3. Bonus Shares: Free Shares From Company Reserves
A bonus issue gives free shares to shareholders from company reserves.
Example:
1:1 Bonus Issue
- You have: 100 shares
- You receive: 100 extra shares
- New total: 200 shares
- Price gets halved (₹75 → ₹37.5), but total value remains same
3:1 Bonus Issue
- You have: 30 shares
- You receive: 90 bonus shares
- New total: 120 shares
- Price adjusts from ₹550 → ₹137.5
- Total value remains the same
Purpose of Bonus Issue:
- Increase retail investor participation
- Reduce share price to make it more affordable
Bonus shares also come with:
- Announcement date
- Record date
- Ex-Date
4. Stock Split: Reducing Face Value, Increasing Number of Shares
In a stock split, the company reduces the face value and increases the number of shares.
Example:
1:2 Split
- Face value: ₹10 → ₹5
- Shares double in quantity
- Price adjusts accordingly
Splits make the share more affordable without changing the investor’s total value.
5. Buyback: Company Buying Its Own Shares
A buyback is when the company repurchases its own shares using its profits.
Why companies do buybacks:
- Increase EPS (earnings per share)
- Show confidence in business
- Prevent hostile takeover
- Support falling stock prices
- Consolidate promoter stake
Types of Buybacks:
Open Market Buyback
Company buys shares directly from the exchange.Tender Offer / Fixed Price Buyback
Shareholders are invited to sell at a fixed premium price.
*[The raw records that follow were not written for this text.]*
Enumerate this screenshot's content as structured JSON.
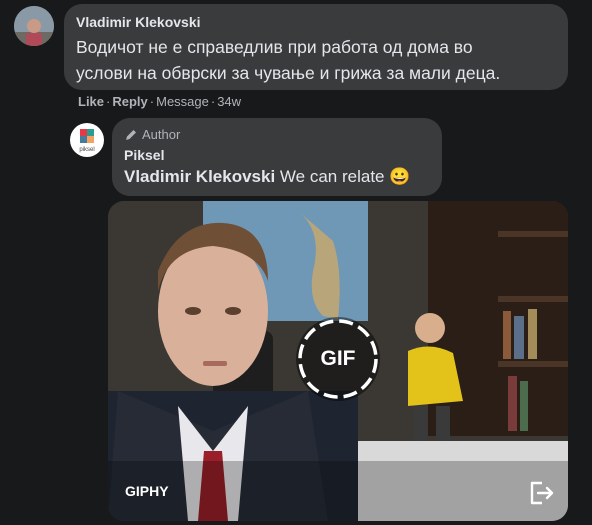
{
  "comment": {
    "author": "Vladimir Klekovski",
    "text_line1": "Водичот не е справедлив при работа од дома во",
    "text_line2": "услови на обврски за чување и грижа за мали деца.",
    "actions": {
      "like": "Like",
      "reply": "Reply",
      "message": "Message",
      "age": "34w"
    }
  },
  "reply": {
    "badge": "Author",
    "page_name": "Piksel",
    "mention": "Vladimir Klekovski",
    "text": "We can relate",
    "emoji": "😀",
    "avatar_logo_text": "piksel"
  },
  "gif": {
    "badge_label": "GIF",
    "provider": "GIPHY"
  },
  "icons": [
    "pencil-icon",
    "open-external-icon",
    "gif-loop-icon"
  ],
  "colors": {
    "background": "#18191a",
    "bubble": "#3a3b3c",
    "text": "#e4e6eb",
    "muted": "#b0b3b8"
  }
}
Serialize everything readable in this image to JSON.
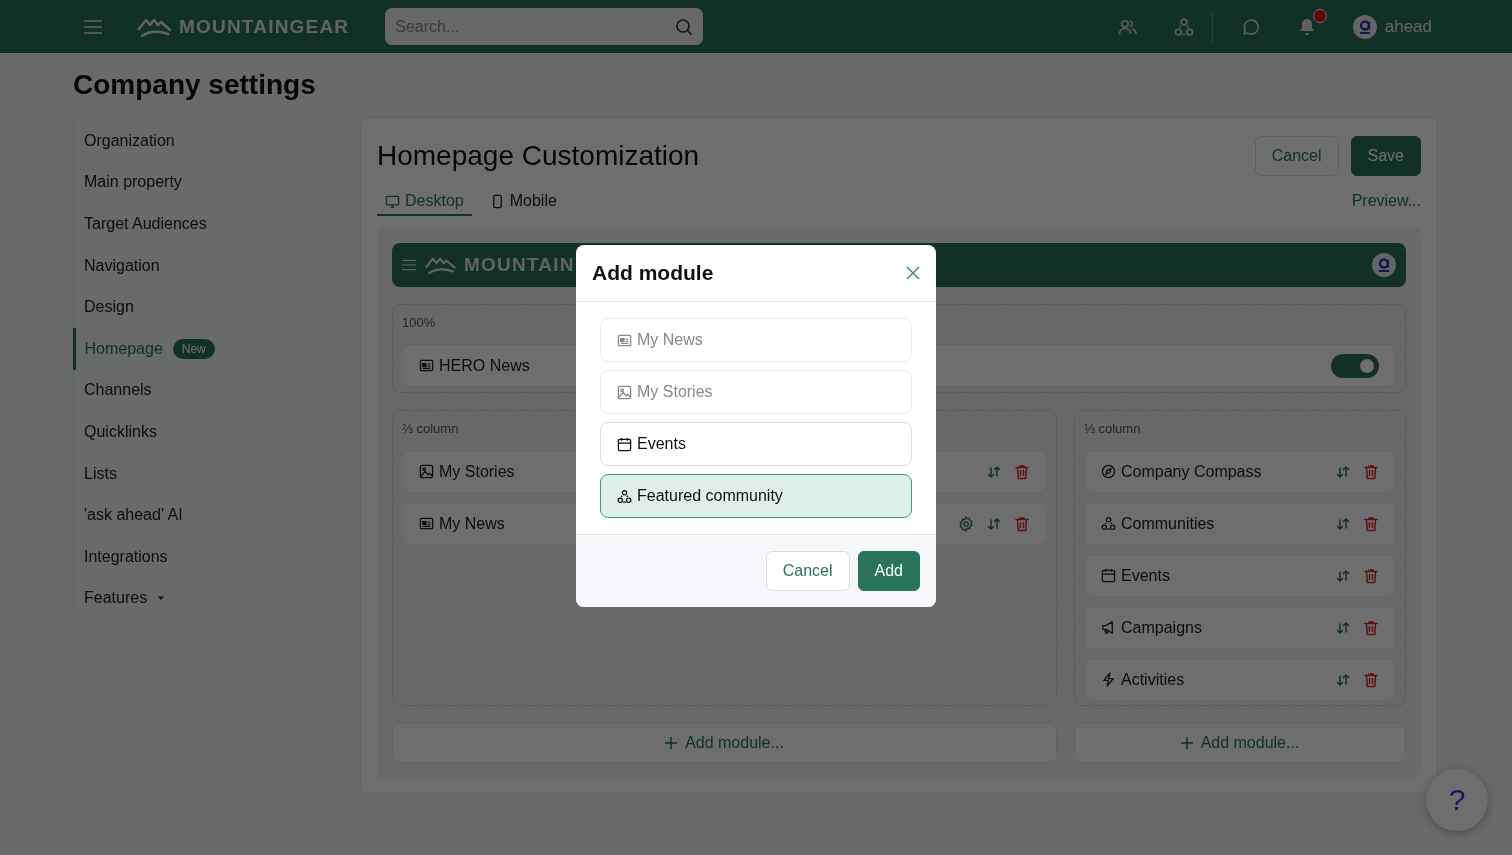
{
  "header": {
    "brand": "MOUNTAINGEAR",
    "search": {
      "placeholder": "Search..."
    },
    "notification_badge": true,
    "user": "ahead"
  },
  "page_title": "Company settings",
  "sidebar": {
    "items": [
      {
        "label": "Organization",
        "selected": false
      },
      {
        "label": "Main property",
        "selected": false
      },
      {
        "label": "Target Audiences",
        "selected": false
      },
      {
        "label": "Navigation",
        "selected": false
      },
      {
        "label": "Design",
        "selected": false
      },
      {
        "label": "Homepage",
        "selected": true,
        "badge": "New"
      },
      {
        "label": "Channels",
        "selected": false
      },
      {
        "label": "Quicklinks",
        "selected": false
      },
      {
        "label": "Lists",
        "selected": false
      },
      {
        "label": "'ask ahead' AI",
        "selected": false
      },
      {
        "label": "Integrations",
        "selected": false
      },
      {
        "label": "Features",
        "selected": false,
        "has_menu": true
      }
    ]
  },
  "editor": {
    "title": "Homepage Customization",
    "buttons": [
      {
        "label": "Cancel",
        "kind": "secondary"
      },
      {
        "label": "Save",
        "kind": "primary"
      }
    ],
    "tabs": [
      {
        "label": "Desktop",
        "kind": "desktop",
        "selected": true
      },
      {
        "label": "Mobile",
        "kind": "mobile",
        "selected": false
      }
    ],
    "preview_link": "Preview...",
    "preview": {
      "brand": "MOUNTAIN",
      "full_width": {
        "label": "100%",
        "modules": [
          {
            "label": "HERO News",
            "kind": "news",
            "on": true
          }
        ]
      },
      "columns": [
        {
          "label": "⅔ column",
          "add_label": "Add module...",
          "modules": [
            {
              "label": "My Stories",
              "kind": "stories",
              "configurable": false
            },
            {
              "label": "My News",
              "kind": "news",
              "configurable": true
            }
          ]
        },
        {
          "label": "⅓ column",
          "add_label": "Add module...",
          "modules": [
            {
              "label": "Company Compass",
              "kind": "compass",
              "configurable": false
            },
            {
              "label": "Communities",
              "kind": "community",
              "configurable": false
            },
            {
              "label": "Events",
              "kind": "events",
              "configurable": false
            },
            {
              "label": "Campaigns",
              "kind": "campaigns",
              "configurable": false
            },
            {
              "label": "Activities",
              "kind": "activities",
              "configurable": false
            }
          ]
        }
      ]
    }
  },
  "dialog": {
    "title": "Add module",
    "options": [
      {
        "label": "My News",
        "kind": "news",
        "disabled": true,
        "selected": false
      },
      {
        "label": "My Stories",
        "kind": "stories",
        "disabled": true,
        "selected": false
      },
      {
        "label": "Events",
        "kind": "events",
        "disabled": false,
        "selected": false
      },
      {
        "label": "Featured community",
        "kind": "community",
        "disabled": false,
        "selected": true
      }
    ],
    "buttons": [
      {
        "label": "Cancel",
        "kind": "secondary"
      },
      {
        "label": "Add",
        "kind": "primary"
      }
    ]
  },
  "help": "?"
}
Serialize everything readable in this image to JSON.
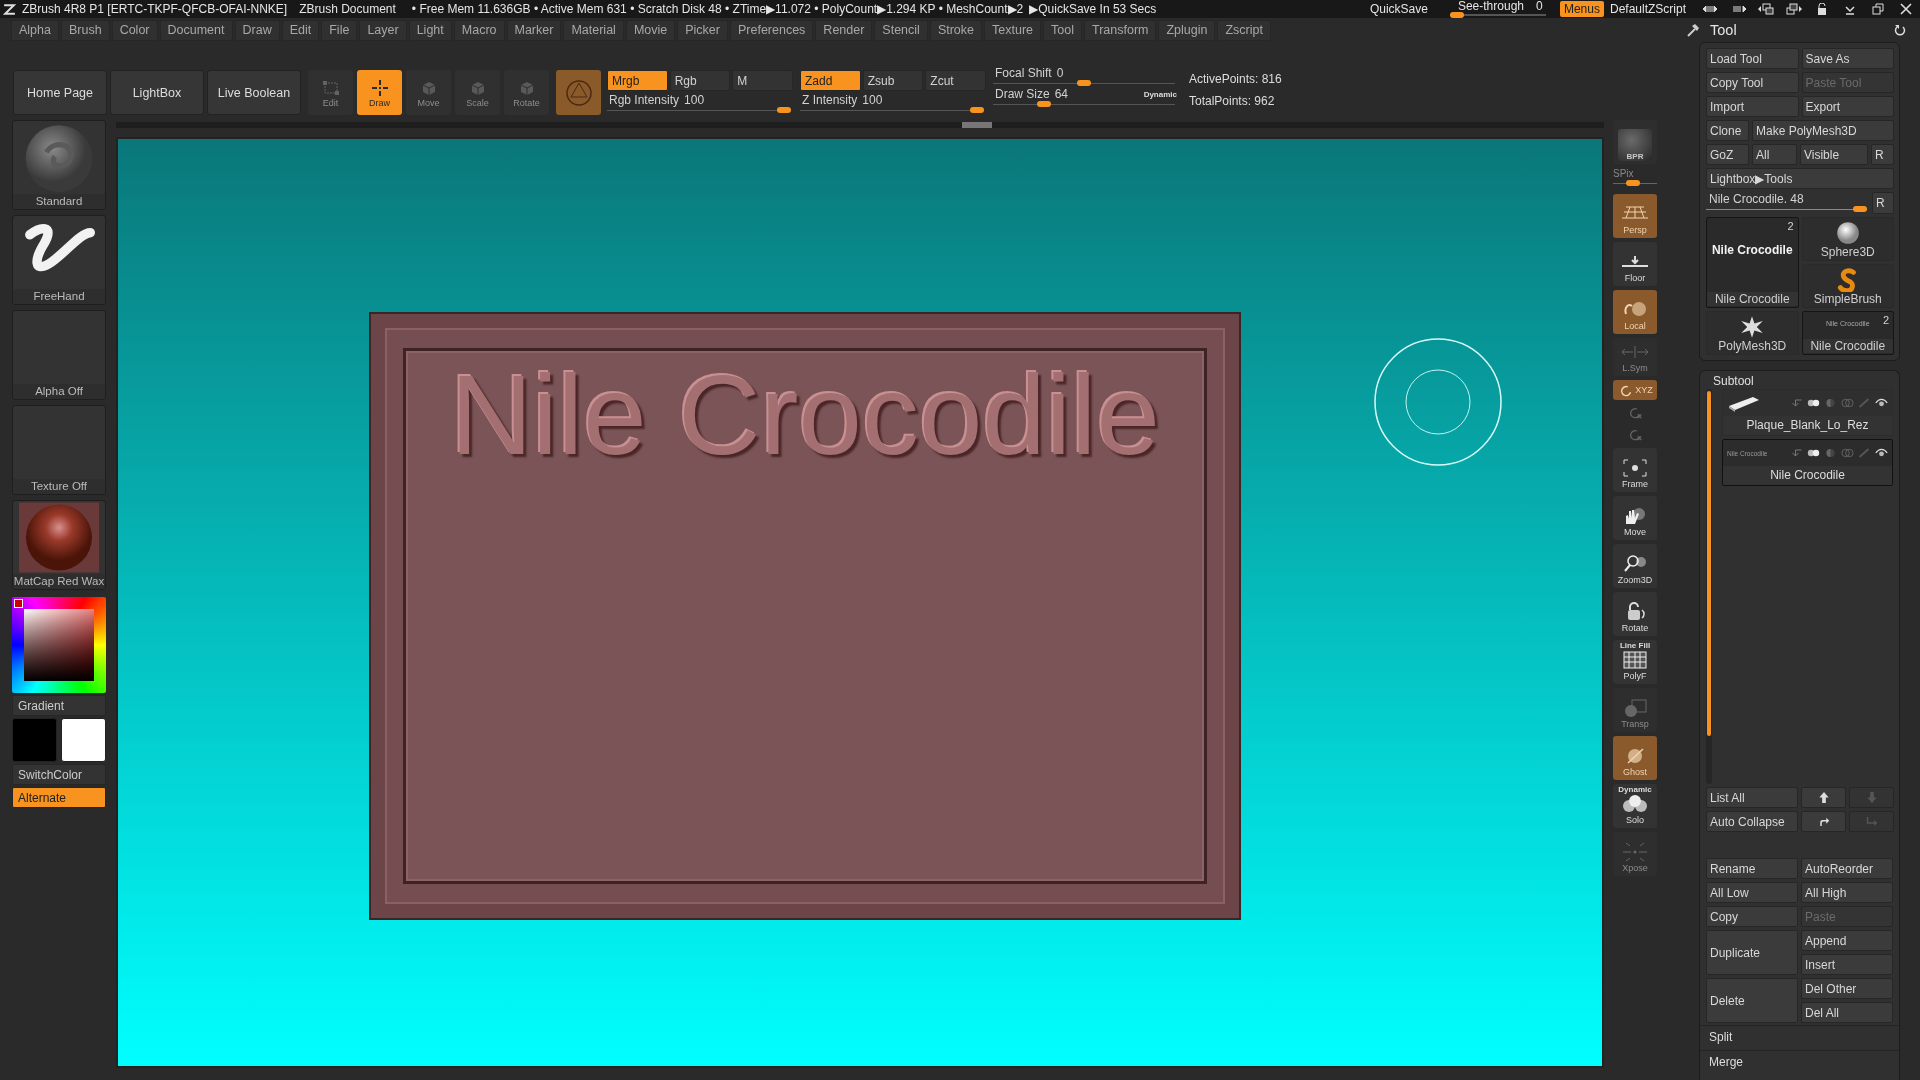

Investors participate through their broker’s portal (e.g., Zerodha Console).
Buybacks are generally considered bullish.
6. Rights Issue: Raising Fresh Capital From Existing Shareholders
A rights issue allows the company to raise capital from existing shareholders, not from the public.
Investors get the right, but not the obligation, to buy new shares at a discounted price.
Why rights issue happens:
- Expansion plans
- Reducing debt
- Raising money without launching a fresh IPO
Rights issues are a privilege for existing shareholders.
7. Other Corporate Actions (Less Common)
These include:
- OFS (Offer for Sale)
- Rights Entitlements (RE)
- Mergers & Acquisitions
- Reverse Mergers
They are covered in detail in advanced stock market modules.
Key Takeaways
✔ Dividends reward shareholders from profits
✔ Bonus shares increase quantity but not value
✔ Splits make shares more affordable
✔ Buybacks signal confidence from the company
✔ Rights issues allow existing shareholders to buy cheaper shares
✔ Corporate actions follow: Announcement Date → Ex-Date → Record Date
Understanding corporate actions helps investors make better decisions, track eligibility, and evaluate a company’s financial strategies.